Surgery would be indicated in those patients who experience:
- Lack of symptom control despite medical treatment.
- Patients who, despite successful management, the need for lifelong medication, with the economic and side effect implications associated with medications, prefer to opt for surgical treatment.
- Development of complications of GERD such as Barrett’s esophagus and esophageal peptic stricture.
The surgical intervention is called fundoplication and is performed laparoscopically. This technique consists in making a kind of scarf with the gastric fundus around the esophagus, to create a high pressure zone and thus prevent the acid from continuing its ascent into the esophagus.
Can it be prevented?
The treatment of GERD involves the implementation of a series of hygienic-dietary measures, for example:
- It is advisable to eat a healthy and balanced diet, with a greater number of meals (5-6 per day), but in smaller quantities.
- Avoid going to bed immediately after meals. It is advisable to wait at least 2-3 hours after eating.

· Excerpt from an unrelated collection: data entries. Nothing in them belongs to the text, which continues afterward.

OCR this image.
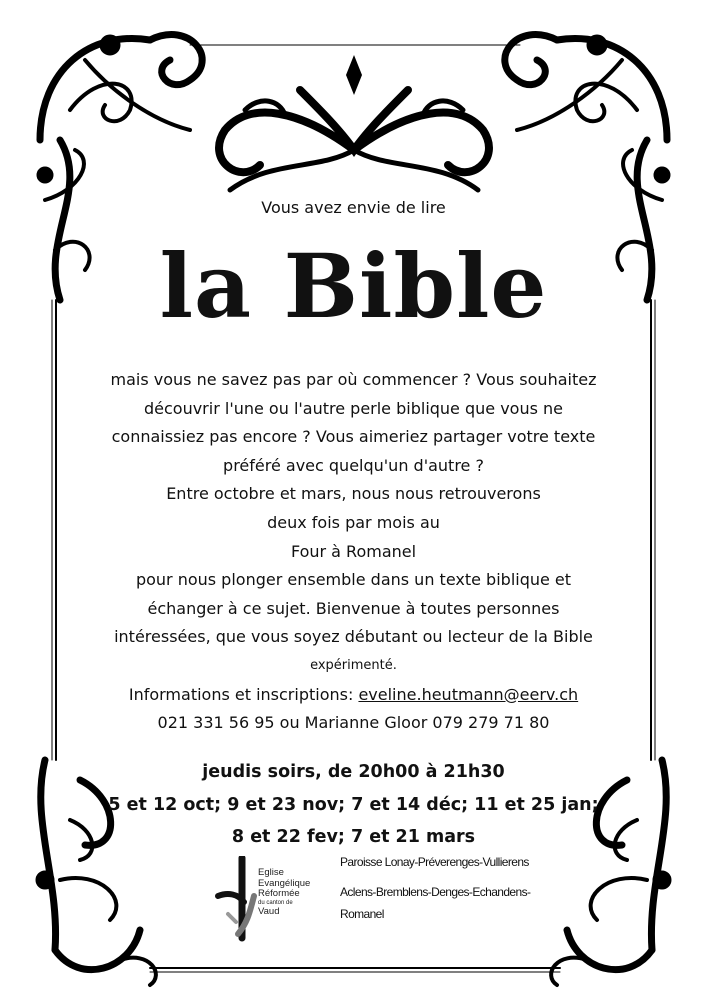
Vous avez envie de lire
la Bible
mais vous ne savez pas par où commencer ? Vous souhaitez
découvrir l'une ou l'autre perle biblique que vous ne
connaissiez pas encore ? Vous aimeriez partager votre texte
préféré avec quelqu'un d'autre ?
Entre octobre et mars, nous nous retrouverons
deux fois par mois au
Four à Romanel
pour nous plonger ensemble dans un texte biblique et
échanger à ce sujet. Bienvenue à toutes personnes
intéressées, que vous soyez débutant ou lecteur de la Bible
expérimenté.
Informations et inscriptions: eveline.heutmann@eerv.ch
021 331 56 95 ou Marianne Gloor 079 279 71 80
jeudis soirs, de 20h00 à 21h30
5 et 12 oct; 9 et 23 nov; 7 et 14 déc; 11 et 25 jan;
8 et 22 fev; 7 et 21 mars
Eglise
Evangélique
Réformée
du canton de
Vaud
Paroisse Lonay-Préverenges-Vullierens
Aclens-Bremblens-Denges-Echandens-
Romanel
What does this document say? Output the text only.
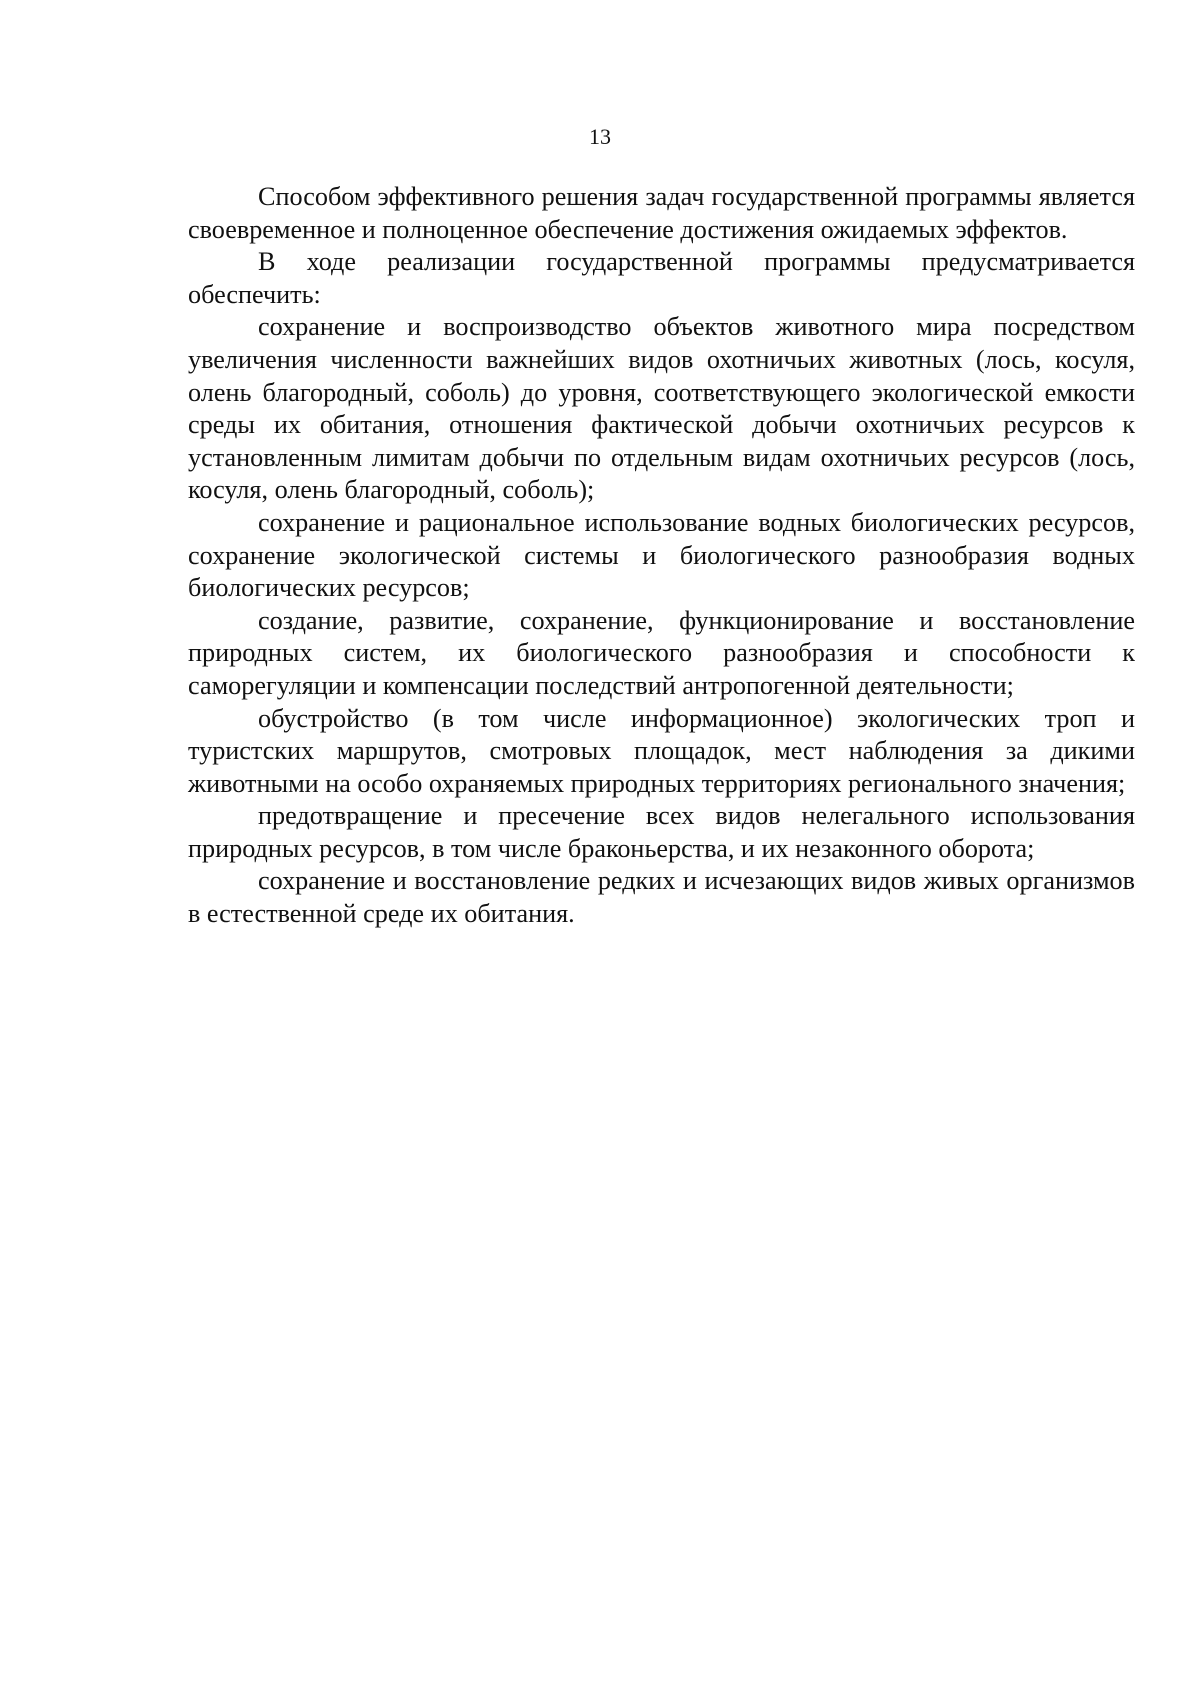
13

Способом эффективного решения задач государственной программы является своевременное и полноценное обеспечение достижения ожидаемых эффектов.

В ходе реализации государственной программы предусматривается обеспечить:

сохранение и воспроизводство объектов животного мира посредством увеличения численности важнейших видов охотничьих животных (лось, косуля, олень благородный, соболь) до уровня, соответствующего экологической емкости среды их обитания, отношения фактической добычи охотничьих ресурсов к установленным лимитам добычи по отдельным видам охотничьих ресурсов (лось, косуля, олень благородный, соболь);

сохранение и рациональное использование водных биологических ресурсов, сохранение экологической системы и биологического разнообразия водных биологических ресурсов;

создание, развитие, сохранение, функционирование и восстановление природных систем, их биологического разнообразия и способности к саморегуляции и компенсации последствий антропогенной деятельности;

обустройство (в том числе информационное) экологических троп и туристских маршрутов, смотровых площадок, мест наблюдения за дикими животными на особо охраняемых природных территориях регионального значения;

предотвращение и пресечение всех видов нелегального использования природных ресурсов, в том числе браконьерства, и их незаконного оборота;

сохранение и восстановление редких и исчезающих видов живых организмов в естественной среде их обитания.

- Raise the head of the bed by 10-20 cm. Ideally, the use of articulated beds is recommended, although it can also be achieved by placing wooden blocks on the legs or by using several pillows.
- Avoid increased intra-abdominal pressure such as heavy meals, obesity (it is advisable to lose weight), constipation, heavy lifting, chronic coughing, avoiding stressful situations, pregnancy…
- Stop smoking.
- Avoid taking those drugs that decrease the tone of the lower esophageal sphincter and therefore favor gastroesophageal reflux, such as anticholinergics, calcium antagonists, tricyclic antidepressants…
If you want to find a solution to your hiatal hernia problem remember to follow the advice of Dr. Priego Jiménez, who also recommends avoiding the consumption of alcohol, coffee, tea, chocolate, foods with excess fat (fried foods), citrus fruits, vinegar, tomato, spices, pepper, onion, etc., since, as with the drugs previously described, they will reduce the pressure of the lower esophageal sphincter and will favor reflux.